Dominique,
I have tried with Ctrl+/, and with kill -3 and with a jmx deadlock
monitor class that looks for deadlocked threads every 500ms..... but it
doesn't find any....... which makes me think that its not a
deadlock..... JProfiler also has a deadlock detector (which might be
more reliable than my code :) ) and so far it hasn't found any ... so
perhapse its not a deadlock.... not certain what else it could be there
is no cpu activity.
Im going to go back to basics, instrument the code and produce some big
log files. (Just hoping that doesnt generate a work around!)
Ian
Dominique Pfister wrote:
Hi Ian,
have you been able to generate a thread dump of the stalled node, at
the moment it doesn't appear to respond any more? That might help...
Kind regards
Dominique
On 5/15/07, Ian Boston <[EMAIL PROTECTED]> wrote:
Hi,
I've been doing some testing of a 2 node jackrabbit cluster using 1.3
(with the JCR-915 patch), but I am getting some strange behavior.
I use OSX Finder to mount a DAV service from each node and then upload
lots of files to each dav mount at the same time. All goes Ok for the
first few 1000 files, and then one of the nodes stops responding to that
session. The other node continues and finishes.
Eventually OSX disconnects the stalled node.
When I try the port of the apparently stalled cluster node, its still
responds, however with some strange behaviour.
A remount attempt responds with a 401 and forces basic login, but stalls
after that point. (the URL is to the base of a workspace)
If I open firefox and access the dav servlet via firefox, I can navigate
down the directory tree, but if I try and refresh any jcr folder or jcr
file that I have already visited (since the cluster node has been up),
FF spins forever.
I have put a Deadlock detector class into both nodes (java class that
looks for deadlock through jmx) but it doesnt detect anything.
I have also use JProfiler connected to one node but it never detects a
deadlock.
I have tried all of this in single node mode, with no Journal or
ClusterNode and not been able to re-create the problem (yet).

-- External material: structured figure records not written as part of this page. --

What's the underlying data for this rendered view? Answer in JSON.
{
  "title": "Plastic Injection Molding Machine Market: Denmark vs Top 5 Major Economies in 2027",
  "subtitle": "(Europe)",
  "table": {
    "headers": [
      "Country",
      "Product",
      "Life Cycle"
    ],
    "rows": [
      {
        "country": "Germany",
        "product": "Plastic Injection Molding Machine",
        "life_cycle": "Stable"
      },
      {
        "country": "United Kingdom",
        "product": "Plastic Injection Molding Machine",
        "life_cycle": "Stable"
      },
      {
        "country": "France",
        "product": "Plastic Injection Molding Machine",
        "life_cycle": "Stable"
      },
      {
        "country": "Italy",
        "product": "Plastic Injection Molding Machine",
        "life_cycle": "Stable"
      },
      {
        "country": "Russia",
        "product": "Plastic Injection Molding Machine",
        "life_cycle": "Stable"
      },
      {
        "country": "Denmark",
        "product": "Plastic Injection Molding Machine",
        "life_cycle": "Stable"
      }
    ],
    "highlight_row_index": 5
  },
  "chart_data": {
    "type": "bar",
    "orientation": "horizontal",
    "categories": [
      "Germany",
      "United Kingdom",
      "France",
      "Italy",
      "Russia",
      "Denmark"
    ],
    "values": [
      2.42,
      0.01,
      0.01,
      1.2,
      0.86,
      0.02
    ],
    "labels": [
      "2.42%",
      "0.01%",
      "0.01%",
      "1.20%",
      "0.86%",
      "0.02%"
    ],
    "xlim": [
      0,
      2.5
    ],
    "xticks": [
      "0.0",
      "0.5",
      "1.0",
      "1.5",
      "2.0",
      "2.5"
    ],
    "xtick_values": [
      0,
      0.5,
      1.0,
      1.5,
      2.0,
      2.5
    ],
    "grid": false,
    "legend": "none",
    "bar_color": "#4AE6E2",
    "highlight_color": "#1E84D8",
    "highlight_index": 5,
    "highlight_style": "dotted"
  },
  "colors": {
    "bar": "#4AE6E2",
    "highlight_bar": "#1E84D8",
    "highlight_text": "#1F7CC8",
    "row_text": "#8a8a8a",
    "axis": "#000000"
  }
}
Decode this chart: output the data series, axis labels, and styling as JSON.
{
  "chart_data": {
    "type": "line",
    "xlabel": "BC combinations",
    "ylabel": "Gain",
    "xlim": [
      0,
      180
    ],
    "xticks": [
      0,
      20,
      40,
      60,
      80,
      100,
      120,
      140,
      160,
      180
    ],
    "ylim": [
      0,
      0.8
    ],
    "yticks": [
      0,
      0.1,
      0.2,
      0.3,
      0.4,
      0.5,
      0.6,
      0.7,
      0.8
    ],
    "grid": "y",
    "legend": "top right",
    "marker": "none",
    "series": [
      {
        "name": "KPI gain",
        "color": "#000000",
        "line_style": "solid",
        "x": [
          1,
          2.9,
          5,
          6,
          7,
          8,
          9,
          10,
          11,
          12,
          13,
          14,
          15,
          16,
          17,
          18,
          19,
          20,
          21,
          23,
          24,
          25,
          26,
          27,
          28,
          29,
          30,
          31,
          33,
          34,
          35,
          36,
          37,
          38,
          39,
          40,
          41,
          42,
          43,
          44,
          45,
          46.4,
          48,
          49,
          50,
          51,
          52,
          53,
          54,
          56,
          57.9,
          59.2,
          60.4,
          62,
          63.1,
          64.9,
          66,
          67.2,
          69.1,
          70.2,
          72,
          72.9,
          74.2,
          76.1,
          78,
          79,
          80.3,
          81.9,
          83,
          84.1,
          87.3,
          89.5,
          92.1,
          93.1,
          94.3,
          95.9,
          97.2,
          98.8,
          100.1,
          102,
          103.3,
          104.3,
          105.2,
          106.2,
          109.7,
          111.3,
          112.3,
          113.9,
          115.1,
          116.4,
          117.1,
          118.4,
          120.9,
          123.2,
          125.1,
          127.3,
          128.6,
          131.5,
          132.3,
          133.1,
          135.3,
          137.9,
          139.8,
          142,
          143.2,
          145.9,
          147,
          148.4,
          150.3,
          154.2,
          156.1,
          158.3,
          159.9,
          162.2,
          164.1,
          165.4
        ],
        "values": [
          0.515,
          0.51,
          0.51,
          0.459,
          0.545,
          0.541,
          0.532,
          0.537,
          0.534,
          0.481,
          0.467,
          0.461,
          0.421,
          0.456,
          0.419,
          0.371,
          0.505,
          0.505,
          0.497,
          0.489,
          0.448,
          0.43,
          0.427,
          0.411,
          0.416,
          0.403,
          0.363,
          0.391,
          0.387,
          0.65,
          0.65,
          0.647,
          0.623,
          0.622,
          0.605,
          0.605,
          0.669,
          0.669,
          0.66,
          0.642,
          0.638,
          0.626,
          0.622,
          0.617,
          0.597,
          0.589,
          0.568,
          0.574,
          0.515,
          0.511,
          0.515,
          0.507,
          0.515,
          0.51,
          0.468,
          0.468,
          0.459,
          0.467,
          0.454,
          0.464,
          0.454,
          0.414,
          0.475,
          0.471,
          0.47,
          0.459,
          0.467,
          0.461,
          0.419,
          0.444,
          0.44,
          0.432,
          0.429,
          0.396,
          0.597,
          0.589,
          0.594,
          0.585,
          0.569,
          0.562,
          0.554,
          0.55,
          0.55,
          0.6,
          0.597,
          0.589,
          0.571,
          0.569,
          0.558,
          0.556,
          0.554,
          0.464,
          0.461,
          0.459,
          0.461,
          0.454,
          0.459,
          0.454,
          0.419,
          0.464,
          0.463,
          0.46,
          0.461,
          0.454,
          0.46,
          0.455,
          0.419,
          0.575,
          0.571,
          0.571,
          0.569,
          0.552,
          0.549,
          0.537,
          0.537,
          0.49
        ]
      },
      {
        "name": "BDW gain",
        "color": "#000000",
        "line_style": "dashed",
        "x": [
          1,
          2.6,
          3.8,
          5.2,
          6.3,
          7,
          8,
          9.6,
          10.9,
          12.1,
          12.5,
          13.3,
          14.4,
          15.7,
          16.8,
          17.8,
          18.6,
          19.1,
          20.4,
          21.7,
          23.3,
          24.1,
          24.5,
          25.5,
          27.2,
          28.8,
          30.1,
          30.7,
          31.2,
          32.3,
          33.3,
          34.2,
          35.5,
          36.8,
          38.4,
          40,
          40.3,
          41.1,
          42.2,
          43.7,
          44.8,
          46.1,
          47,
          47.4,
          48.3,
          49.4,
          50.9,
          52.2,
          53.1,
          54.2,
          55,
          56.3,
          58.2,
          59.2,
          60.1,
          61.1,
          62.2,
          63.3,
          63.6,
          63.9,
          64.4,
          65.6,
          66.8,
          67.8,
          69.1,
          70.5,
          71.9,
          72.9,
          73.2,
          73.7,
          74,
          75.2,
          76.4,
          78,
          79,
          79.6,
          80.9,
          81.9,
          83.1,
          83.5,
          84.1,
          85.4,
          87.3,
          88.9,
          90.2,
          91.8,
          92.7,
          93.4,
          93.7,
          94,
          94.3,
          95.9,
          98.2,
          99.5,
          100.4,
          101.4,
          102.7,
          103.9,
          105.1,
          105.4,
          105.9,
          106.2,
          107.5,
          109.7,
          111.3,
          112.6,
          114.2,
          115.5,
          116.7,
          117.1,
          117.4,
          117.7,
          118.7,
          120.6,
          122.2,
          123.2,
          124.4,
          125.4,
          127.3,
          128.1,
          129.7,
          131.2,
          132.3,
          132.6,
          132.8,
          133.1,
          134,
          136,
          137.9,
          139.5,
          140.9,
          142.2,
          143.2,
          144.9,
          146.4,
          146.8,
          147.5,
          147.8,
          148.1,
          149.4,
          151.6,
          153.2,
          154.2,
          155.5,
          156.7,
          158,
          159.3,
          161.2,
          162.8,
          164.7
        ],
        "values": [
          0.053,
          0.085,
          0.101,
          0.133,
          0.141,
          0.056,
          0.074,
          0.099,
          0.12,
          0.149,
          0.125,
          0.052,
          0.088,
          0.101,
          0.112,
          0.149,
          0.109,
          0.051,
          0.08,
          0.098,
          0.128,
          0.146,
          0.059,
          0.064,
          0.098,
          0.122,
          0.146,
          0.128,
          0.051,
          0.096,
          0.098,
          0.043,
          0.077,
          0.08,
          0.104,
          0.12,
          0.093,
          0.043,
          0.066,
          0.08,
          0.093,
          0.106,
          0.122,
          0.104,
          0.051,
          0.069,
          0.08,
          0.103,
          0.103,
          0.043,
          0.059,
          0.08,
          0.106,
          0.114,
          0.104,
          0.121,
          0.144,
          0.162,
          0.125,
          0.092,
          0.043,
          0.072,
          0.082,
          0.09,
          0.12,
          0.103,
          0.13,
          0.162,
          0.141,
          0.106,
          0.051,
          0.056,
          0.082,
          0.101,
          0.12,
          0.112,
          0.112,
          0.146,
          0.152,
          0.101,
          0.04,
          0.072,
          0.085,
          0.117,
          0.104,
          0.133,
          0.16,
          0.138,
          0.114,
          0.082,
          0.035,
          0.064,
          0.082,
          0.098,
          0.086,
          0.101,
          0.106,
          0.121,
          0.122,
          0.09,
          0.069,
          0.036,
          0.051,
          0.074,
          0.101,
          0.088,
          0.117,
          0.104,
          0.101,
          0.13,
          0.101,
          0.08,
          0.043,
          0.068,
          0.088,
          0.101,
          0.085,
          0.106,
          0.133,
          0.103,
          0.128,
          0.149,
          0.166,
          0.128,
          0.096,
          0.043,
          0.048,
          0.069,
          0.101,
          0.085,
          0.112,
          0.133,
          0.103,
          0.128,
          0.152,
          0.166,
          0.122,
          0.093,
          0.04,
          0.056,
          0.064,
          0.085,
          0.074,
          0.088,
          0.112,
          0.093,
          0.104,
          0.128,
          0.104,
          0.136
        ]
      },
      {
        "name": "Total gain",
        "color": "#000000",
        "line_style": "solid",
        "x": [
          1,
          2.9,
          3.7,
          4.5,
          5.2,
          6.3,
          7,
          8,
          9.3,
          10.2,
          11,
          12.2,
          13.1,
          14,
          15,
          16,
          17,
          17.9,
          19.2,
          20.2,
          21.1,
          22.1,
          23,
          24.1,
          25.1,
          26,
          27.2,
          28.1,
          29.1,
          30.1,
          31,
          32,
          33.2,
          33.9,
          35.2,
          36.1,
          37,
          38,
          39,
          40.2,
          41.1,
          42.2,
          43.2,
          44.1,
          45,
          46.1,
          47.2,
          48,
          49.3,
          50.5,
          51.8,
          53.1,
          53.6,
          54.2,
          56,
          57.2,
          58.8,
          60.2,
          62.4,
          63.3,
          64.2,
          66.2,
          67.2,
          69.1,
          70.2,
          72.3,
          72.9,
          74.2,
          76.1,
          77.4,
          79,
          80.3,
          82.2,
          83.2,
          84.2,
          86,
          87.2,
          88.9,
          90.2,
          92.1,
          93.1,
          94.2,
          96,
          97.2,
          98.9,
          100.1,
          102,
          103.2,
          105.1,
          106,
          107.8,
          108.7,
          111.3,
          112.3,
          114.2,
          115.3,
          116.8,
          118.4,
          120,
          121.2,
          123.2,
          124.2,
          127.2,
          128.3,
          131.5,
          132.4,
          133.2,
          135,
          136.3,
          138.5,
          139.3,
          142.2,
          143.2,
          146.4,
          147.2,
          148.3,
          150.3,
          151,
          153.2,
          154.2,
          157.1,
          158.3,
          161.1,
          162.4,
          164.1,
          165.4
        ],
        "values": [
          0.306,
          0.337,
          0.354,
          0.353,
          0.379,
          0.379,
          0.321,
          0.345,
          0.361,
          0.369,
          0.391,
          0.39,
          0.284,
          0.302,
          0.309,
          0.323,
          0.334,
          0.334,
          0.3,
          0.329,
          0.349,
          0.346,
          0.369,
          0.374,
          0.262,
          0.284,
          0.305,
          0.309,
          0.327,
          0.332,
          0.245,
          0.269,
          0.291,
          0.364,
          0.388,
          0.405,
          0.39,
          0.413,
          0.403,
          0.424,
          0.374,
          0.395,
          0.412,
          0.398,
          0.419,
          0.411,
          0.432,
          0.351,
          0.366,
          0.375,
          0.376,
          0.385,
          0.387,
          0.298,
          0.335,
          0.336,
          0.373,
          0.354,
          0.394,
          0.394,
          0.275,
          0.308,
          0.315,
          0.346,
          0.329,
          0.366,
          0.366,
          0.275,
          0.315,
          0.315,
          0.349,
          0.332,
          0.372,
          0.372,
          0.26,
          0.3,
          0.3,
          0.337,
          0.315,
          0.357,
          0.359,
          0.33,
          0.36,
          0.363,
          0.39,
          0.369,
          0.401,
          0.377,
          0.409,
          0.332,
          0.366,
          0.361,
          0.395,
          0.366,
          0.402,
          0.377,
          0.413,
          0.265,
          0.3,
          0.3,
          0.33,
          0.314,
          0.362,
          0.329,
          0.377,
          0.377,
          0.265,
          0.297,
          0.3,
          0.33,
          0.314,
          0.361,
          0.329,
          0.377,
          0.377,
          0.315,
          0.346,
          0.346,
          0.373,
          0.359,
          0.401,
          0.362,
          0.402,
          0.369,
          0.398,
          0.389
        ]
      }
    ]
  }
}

The one thing that I have seen in JProfiler is threads blocked waiting
for an ItemState? monitor inside jackrabbit, but never for more that
500ms.
I am using the standard DatabaseJournal and the
SimpleDbPersistanceManager, however I see the same happening with the
FileJournal.
Any ideas ? I might put some very simple debug in near that monitor that
was blocking for 500ms ?
I did search JIRA but couldnt find anything that was a close match.
Ian